For so long, I hated shopping. It was always a back and forth battle in the dressing room or browsing the racks. I had no desire to wear anything revealing, but in the late nineties, I coveted things like silver pleather pants, lime green novelty tees, and then as I got older all I wanted was black, black black. But that wasn’t what my mom liked, and since she was the one with the money, I was always left with a weird compromise outfit that didn’t make either of us happy, especially me.
But I promise this post isn’t a giant shot at my mother.
There was another reason that shopping was so upsetting to me. And that was my weight.
I wasn’t a “fat kid” but people made me feel like one, so I was sure I was. My friends were all petite and slim and therefore, at least 20 pounds lighter than I was. It didn’t help that I developed very early. I started wearing a bra in the third grade and was a C-cup by junior high. By the time I graduated high school I was pushing DDD. While my size 0 friends were coveting the fact that I could fill a bra that required an underwire, I was crying that I couldn’t shop at Limited Too, that my hips made me look like I was constantly wearing mom jeans even though I was thirteen, that when people looked at my group of friends, they labeled me as “the fat one,” a name that always found it’s way back to me.
I figured that I couldn’t escape the fat label, so I stopped caring how much I ate and did whatever I wanted. But this post isn’t about my highs and lows of my weight so we’ll skip all those numbers for now.
Once I was no longer under my mom’s fashion control, I embraced what I liked, which was basically a lot of novelty tees. The problem with my little tees displaying my love for Legolas or The Boondock Saints was that nothing fit right. The XL label didn’t account for my large cup size, didn’t think how it would fit an actual XL person, that rolls that would stretch the fabric weirdly and turn into an unflattering crop top after two washes. So that turned into me living in a black hoodie zip-up. It would cover up the things I wanted covered, but still reveal the Jem and Holograms decal I loved.
I was told my look was juvenile.

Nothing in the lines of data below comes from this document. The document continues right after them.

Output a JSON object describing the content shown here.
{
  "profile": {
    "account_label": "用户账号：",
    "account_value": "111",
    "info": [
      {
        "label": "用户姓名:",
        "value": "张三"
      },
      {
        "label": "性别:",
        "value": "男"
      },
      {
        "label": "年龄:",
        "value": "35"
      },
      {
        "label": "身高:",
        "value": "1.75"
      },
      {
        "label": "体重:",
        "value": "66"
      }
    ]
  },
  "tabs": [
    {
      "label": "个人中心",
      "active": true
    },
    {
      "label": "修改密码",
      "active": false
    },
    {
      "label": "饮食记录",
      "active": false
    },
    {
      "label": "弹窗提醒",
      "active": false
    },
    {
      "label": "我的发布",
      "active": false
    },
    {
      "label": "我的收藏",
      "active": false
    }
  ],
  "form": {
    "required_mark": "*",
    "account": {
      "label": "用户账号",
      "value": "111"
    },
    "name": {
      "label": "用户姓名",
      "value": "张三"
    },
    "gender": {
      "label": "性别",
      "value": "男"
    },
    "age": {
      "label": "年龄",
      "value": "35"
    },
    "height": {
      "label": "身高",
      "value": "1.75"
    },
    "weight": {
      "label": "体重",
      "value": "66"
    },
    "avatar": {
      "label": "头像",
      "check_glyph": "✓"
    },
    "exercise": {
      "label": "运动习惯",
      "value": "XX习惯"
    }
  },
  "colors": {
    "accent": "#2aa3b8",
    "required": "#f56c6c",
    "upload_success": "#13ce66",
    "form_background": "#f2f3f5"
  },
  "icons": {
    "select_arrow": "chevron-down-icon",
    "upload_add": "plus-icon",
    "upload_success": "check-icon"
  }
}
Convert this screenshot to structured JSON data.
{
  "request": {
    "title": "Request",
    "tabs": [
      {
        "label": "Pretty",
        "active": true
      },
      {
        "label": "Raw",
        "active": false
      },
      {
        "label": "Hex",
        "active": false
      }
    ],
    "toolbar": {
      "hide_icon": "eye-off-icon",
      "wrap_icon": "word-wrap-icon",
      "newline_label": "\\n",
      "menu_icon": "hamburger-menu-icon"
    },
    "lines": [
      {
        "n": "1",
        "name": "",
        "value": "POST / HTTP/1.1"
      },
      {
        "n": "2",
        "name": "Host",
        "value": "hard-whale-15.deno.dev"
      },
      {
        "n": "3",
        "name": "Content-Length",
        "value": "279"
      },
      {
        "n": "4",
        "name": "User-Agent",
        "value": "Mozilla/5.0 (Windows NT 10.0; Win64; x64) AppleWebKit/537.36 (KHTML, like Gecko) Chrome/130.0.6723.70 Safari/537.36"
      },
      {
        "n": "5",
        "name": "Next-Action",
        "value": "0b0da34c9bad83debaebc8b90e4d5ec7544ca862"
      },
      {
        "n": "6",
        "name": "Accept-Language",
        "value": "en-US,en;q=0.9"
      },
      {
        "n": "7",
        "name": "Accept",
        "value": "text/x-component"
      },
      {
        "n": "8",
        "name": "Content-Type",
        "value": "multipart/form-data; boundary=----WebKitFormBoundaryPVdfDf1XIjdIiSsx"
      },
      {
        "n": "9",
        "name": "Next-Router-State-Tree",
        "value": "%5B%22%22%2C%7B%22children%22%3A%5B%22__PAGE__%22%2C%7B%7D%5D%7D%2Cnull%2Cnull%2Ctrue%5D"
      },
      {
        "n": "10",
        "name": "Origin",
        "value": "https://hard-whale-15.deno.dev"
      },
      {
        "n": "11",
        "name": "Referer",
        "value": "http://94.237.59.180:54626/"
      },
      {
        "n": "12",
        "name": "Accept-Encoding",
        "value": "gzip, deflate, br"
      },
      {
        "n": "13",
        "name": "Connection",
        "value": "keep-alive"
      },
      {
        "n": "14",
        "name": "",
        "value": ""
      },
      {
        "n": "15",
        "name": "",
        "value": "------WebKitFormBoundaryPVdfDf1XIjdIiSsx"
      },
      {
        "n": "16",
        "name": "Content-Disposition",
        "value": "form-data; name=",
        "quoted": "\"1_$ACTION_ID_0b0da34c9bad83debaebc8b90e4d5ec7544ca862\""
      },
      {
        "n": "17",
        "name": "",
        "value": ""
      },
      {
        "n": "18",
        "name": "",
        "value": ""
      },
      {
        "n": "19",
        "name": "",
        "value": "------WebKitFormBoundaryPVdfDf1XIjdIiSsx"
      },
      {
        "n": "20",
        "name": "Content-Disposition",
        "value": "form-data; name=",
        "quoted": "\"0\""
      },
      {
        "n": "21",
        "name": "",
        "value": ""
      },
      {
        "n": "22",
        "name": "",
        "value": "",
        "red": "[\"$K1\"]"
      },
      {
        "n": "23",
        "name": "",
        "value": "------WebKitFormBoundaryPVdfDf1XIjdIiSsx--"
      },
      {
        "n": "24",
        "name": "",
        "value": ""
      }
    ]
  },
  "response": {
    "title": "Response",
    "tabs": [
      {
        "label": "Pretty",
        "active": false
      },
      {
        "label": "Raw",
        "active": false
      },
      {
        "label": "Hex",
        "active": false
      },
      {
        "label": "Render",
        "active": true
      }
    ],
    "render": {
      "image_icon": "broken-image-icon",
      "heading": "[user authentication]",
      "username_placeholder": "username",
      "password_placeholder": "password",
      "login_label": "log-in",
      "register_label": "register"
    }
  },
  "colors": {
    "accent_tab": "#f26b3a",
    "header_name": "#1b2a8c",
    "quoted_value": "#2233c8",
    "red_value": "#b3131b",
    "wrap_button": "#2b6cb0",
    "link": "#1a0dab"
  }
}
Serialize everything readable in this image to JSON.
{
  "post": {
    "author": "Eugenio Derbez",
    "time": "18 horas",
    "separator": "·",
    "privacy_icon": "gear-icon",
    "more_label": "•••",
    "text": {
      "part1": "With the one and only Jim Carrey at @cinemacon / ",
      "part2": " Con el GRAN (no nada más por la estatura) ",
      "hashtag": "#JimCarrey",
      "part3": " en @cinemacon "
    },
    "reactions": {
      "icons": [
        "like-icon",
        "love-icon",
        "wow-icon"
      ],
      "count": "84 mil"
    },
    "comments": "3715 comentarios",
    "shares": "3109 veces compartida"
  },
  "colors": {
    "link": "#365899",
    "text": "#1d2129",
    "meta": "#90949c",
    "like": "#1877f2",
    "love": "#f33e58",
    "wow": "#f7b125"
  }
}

My mom tried to buy me colored tops, and I kept a few, but I always felt matronly in them, never liking the colors or the way the cut of them made me feel. My best friend’s mom begged me to stop wearing black. My friends made little comments about how they dressed better than I did. Shoes were no better. I wear a size 7 1/2 and am only 5’1″ so if anyone can pull off a high heel, it’s me. The first time I tried to leave the house in a pair, I was laughed at. I had five pairs of heels and I wore three of them once in the entire time I owned them.
I was finally making my own decisions about clothes and it felt like everyone, including the clothing stores were making it difficult for me.
After that, I gave up. I still wore my black, but I stuck to plain slacks and tees that were interchangeable from work to hanging out with my friends. The only thing that I was able to get creative with was my jewelry. Some people still gave me a hard time about my leather cuffs or my earrings that looked like a pair of zippers, but more often than not, I would get compliments from strangers about my choices in accessories. “I love all your rings!” “That handkerchief looks great in your hair.” “That purse is so cute!”
I honestly don’t know what finally flipped for me, but I know it happened in the last couple of years. I started shopping online more, searching outside of stores that could be found in my home state of Massachusetts, even outside of the United States. I finally measured my body, and paid attention to the size guide on websites and if you’ve never done this OMG PLEASE IT’S A LIFE CHANGER. Everything was eye opening, realizing what stores catered to my body type and what didn’t. Not settling for the plus size stores or departments that didn’t adhere to my style. I went through my whole closet and got rid of everything I hated wearing, but kept because it fit or was work appropriate. If it didn’t make me feel like Cailin, it didn’t have a place in my life, never mind my closet.
I didn’t do a giant shopping haul because ain’t nobody got money for that, but I slowly started collecting pieces from places I’d never shopped from before, but had found through the magic of Polyvore. Strappy sandals from the UK, comfy tees from China, hand-stressed shorts from Etsy. And, yes, I still wear all my crazy jewelry.
So cool, Cailin. You got over your jaded history with clothes.
But why a fashion blog?
I decided to start this blog because the more I started wearing what I wanted to wear–the skater dress when I was just going to the mall, the flower in my hair when I was just going for a car ride, the bat coat in the middle of January–the more people commented about what I had on, this time in a positive way. People wanted to know where I got my shoes or my rings or even my makeup bags. I don’t have a lot of plus size friends, but I have come across some women that are as frustrated as me that they can’t just walk into any store and grab anything they please. But while I’ve found enjoyment in browsing the internet for things that I like AND will fit, some people don’t.
In short, this blog is a giant answer to the question: “Where did you get that?”